Your competitors are no longer your competitors in a social media space. They are fellow stakeholders in the industry that you all care about: the thing that you do. Imagine you’re in the lemonade industry: you don’t care if he came up with a better lemonade idea – that’s great! You can use it too. Here’s my idea: let’s talk! The distinctions don’t matter when the thing you do is the thing that you do.

Most people still don’t do the thing they do. They outsource the thing to someone else and do the banking and marketing of it. They don’t do the thing. If you don’t do the thing that you do, do not get involved in social media. It will kill you. You want to be transparent? Then there has to be something inside. You can’t be social, you can’t become transparent if you’re just going to show that you’re a bunch of paper pushers using some Chinese outsourced something.

It’s about expertise and culture

Moving into social means becoming dedicated to the expertise, the culture and the intelligence of whatever your sector is. You don’t have a chartered monopoly any more so your competitive advantage is going to be actually tied into your ability. And the good news is we’re finally in an environment when your ability can be communicated directly. That is the new story for a social media era. It’s not about the elves. For Kentucky Fried Chicken it’s the chicken crust, it’s not Colonel Saunders.
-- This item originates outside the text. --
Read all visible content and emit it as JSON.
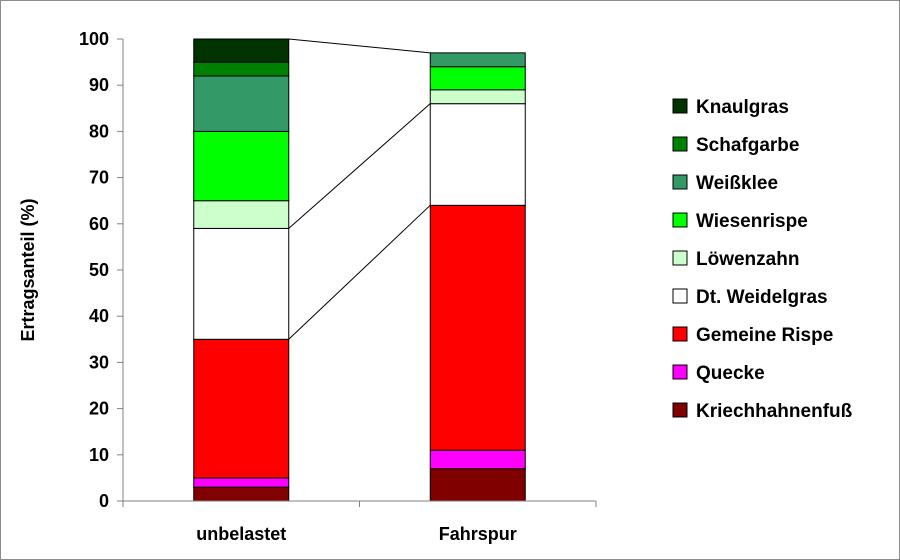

It’s your nerds, your R and D, your bizarre, passionate geeks. And the management is there to protect those people. And your most ardent fans are the people trying to get to work in your company.

Instead of being an advertiser led/ brand challenge, it’s a different kind of communications challenge: it’s applied memetics: what do people hear when you talk about the thing you do. It’s truthful. It’s not fantasy. But your truth has got to be good. Use social to message the truth.

Most companies are still afraid of it (social media) because there’s this sense that they don’t actually do anything. If you want to introduce social media within a company, first you’ve got to convince management that what they’re doing is actually good. Or (and this is harder), if they don’t already do anything then you actually have to get them to do something good.

We are no longer in the universe of messaging and marketing, we are in the universe of doing.

If marketing is a conversation, why is everyone shouting?